DELİLLER: ——– sayılı dosyası ,— araç satış sözleşmesi,—– yevmiyeli ihtarnamesi, ———— diğer bilgi ve belgeler.
DEĞERLENDİRME VE SONUÇ:
Dava ,6098 sayılı TBK’nun 217-231 maddelerinde düzenlenen davacının davalıdan satın aldığı aracın hukuken ayıplı çıkması nedeniyle bu kapsamda ödenen miktarın ———–için başlatılan icra takibine vaki itirazın İptali ve tazminat istemine ilişkindir.
Basit yargılama usulüne tabi işbu davada dilekçeler aşaması tamamlanmış ve usulüne uygun olarak gönderilen ve yapılan davetiyeler sonucunda duruşma açılarak ön inceleme duruşması icra edilmiş ve tarafların sulh olmaması nedeniyle uyuşmazlık belirlenmiş ve tahkikata geçilmiştir. Bu aşamada mevcut ve toplanan deliler incelenip değerlendirilerek tahkikat tamamlanmış, duruşmaya katılan taraf vekillerinin son sözleri dinlenerek yargılama bitirilmiş ve aşağıdaki hüküm sonucuna ulaşılmıştır.

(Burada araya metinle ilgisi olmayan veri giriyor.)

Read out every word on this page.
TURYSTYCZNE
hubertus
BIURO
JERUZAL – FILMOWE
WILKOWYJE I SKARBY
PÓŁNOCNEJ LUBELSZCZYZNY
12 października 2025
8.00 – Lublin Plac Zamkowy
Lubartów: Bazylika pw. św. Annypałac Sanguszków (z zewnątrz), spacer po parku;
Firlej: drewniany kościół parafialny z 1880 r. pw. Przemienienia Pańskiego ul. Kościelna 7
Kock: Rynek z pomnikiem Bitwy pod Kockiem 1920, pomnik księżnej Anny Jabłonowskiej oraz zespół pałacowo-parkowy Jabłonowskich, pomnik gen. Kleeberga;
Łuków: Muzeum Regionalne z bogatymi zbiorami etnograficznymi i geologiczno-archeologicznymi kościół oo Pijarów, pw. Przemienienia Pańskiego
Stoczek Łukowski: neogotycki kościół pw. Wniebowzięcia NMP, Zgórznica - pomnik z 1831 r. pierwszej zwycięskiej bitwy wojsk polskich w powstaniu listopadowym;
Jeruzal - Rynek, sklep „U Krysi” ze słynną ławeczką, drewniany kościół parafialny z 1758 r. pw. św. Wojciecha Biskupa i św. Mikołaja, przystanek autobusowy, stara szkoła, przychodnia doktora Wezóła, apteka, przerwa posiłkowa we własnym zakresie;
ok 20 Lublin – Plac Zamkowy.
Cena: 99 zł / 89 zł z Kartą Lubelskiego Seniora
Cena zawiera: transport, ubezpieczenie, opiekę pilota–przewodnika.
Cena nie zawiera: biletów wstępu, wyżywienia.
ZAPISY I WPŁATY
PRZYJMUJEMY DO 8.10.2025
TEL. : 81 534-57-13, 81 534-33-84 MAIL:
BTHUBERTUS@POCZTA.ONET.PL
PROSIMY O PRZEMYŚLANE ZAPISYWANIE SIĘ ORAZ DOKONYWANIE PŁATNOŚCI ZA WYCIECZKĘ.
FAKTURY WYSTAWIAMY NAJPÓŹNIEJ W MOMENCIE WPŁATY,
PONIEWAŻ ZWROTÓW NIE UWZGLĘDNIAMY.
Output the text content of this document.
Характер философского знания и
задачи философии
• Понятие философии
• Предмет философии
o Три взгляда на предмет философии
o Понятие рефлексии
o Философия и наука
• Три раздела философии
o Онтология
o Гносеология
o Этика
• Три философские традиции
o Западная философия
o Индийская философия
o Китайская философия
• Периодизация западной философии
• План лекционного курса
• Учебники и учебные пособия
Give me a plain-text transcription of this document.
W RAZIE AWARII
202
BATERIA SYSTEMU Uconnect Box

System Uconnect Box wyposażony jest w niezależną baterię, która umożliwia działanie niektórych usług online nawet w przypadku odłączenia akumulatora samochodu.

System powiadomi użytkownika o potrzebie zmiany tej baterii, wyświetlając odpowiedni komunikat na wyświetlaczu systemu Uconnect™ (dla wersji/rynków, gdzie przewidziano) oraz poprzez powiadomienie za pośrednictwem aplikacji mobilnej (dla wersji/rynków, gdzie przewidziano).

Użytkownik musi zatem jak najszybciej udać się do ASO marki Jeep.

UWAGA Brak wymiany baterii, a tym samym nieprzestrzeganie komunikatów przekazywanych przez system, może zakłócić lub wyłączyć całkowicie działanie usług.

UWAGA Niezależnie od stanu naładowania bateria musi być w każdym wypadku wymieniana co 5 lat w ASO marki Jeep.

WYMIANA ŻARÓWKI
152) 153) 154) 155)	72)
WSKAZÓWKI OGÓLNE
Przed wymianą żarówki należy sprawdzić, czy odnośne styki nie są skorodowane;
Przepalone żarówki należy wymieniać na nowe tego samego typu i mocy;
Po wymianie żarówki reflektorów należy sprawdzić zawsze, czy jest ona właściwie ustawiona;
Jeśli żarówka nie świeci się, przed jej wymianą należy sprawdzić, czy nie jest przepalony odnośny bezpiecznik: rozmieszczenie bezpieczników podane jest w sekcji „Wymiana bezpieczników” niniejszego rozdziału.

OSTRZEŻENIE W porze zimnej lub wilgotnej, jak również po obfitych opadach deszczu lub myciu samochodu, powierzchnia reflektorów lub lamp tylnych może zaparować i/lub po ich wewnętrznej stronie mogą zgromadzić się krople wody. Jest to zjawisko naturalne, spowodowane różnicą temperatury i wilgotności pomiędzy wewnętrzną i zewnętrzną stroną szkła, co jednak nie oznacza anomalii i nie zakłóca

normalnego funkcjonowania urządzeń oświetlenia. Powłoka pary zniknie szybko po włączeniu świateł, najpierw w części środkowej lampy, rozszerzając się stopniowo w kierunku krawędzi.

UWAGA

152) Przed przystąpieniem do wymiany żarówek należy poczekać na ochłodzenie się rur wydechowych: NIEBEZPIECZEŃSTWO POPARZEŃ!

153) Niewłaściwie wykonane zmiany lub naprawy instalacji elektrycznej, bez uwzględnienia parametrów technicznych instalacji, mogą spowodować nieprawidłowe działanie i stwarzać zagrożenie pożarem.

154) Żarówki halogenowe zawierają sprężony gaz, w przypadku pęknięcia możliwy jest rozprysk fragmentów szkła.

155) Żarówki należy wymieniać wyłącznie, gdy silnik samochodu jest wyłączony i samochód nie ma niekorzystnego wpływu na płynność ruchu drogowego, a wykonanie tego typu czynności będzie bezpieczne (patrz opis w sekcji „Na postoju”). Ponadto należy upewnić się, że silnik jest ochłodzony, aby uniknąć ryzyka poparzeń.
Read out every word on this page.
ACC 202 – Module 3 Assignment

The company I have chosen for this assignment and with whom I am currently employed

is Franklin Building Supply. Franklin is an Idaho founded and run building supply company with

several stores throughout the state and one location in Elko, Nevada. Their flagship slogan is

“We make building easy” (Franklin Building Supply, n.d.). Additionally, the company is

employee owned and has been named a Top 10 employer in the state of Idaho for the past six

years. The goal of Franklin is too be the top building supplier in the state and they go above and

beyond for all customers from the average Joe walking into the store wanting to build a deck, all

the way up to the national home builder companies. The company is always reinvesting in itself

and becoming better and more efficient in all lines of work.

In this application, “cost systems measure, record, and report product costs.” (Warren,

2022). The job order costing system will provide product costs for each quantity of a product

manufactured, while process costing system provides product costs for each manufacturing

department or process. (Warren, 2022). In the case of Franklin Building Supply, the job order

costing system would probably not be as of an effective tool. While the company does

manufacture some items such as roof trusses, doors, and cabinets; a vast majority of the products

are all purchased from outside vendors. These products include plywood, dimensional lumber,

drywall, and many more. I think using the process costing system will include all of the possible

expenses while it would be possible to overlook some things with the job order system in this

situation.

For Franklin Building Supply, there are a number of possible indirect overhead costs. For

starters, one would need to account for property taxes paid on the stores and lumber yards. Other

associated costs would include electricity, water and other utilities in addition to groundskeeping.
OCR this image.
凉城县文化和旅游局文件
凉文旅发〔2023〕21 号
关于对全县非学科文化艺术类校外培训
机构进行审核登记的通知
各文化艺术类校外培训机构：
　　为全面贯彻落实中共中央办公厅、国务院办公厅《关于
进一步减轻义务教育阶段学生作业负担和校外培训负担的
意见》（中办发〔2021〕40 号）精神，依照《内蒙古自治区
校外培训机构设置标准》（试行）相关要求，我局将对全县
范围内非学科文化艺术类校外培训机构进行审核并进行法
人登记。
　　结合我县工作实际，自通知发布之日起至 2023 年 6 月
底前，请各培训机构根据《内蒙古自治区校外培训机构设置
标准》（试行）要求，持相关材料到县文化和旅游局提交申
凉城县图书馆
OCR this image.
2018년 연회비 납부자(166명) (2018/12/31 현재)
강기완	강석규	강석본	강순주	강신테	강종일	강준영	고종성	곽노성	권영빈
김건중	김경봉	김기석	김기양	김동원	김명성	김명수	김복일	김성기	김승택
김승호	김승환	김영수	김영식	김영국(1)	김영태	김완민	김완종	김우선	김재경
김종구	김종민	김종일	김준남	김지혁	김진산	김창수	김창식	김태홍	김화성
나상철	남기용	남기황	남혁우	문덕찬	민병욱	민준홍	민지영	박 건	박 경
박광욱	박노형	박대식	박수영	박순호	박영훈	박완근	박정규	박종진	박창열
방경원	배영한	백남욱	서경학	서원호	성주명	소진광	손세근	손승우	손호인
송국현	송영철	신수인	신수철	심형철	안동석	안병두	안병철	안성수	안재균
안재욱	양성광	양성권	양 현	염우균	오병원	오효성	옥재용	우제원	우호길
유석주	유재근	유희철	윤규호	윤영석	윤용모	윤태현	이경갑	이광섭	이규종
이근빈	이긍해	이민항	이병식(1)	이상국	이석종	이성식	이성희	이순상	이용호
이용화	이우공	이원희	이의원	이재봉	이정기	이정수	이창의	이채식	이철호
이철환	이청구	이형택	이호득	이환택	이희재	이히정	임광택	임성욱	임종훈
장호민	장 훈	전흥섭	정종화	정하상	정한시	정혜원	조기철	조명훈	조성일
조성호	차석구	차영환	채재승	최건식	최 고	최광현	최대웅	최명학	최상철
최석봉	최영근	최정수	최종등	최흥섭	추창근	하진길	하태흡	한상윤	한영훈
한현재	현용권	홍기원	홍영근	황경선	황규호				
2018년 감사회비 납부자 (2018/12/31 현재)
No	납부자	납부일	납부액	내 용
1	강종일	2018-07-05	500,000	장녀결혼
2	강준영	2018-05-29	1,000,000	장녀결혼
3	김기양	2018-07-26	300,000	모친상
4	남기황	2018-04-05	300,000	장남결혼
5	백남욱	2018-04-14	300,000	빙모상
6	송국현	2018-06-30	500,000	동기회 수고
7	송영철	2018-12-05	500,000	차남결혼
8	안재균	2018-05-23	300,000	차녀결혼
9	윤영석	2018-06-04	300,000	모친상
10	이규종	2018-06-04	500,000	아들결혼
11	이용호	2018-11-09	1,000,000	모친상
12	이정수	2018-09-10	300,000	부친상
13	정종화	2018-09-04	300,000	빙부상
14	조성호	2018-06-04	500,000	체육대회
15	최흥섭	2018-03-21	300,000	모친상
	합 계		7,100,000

Davaya esas ——— dosyası getirtilerek, incelenmiştir. Yapılan incelemede icra dosyasının davanın tarafları ve konusuyla uyumlu olduğu, davanın vaki itiraz üzerine bir yıllık hak düşürücü süre içinde açıldığı görülmüştür. Dosyaya mübrez Arabuluculuk tutanağına göre de zorunlu arabuluculuk şartının yerine getirildiği ve anlaşmazlık üzerine işbu davanın açıldığı anlaşılmıştır.
Öncelikle davanın yasal dayanığının hatırlatılmasında yarar vardır; 2004 Sayılı İİK.’nın 67.maddesi; ——– Takip talebine itiraz edilen alacaklı, itirazın tebliği tarihinden itibaren bir sene içinde mahkemeye başvurarak, genel hükümler dairesinde alacağının varlığını ispat suretiyle itirazın iptalini dava edebilir. ——– Bu davada borçlunun itirazının haksızlığına karar verilirse borçlu; takibinde haksız ve kötü niyetli görülürse alacaklı; diğer tarafın talebi üzerine iki tarafın durumuna, davanın ve hükmolunan şeyin tahammülüne göre, red veya hükmolunan meblağın—— yüzde yirmisinden aşağı olmamak üzere, uygun bir tazminatla mahkum edilir. İtiraz eden veli, vasi veya mirasçı ise, borçlu hakkında tazminat hükmolunması kötü niyetin sübutuna bağlıdır. —-Birinci fıkrada yazılı itirazın iptali süresini geçiren alacaklının umumi hükümler dairesinde alacağını dava etmek hakkı saklıdır. —— Bu Kanunda öngörülen icra inkar tazminatı, kötü niyet tazminatı ve benzeri tazminatların tespitinde, takip talebi veya davadaki talep esas alınır.” hükmüne amirdir.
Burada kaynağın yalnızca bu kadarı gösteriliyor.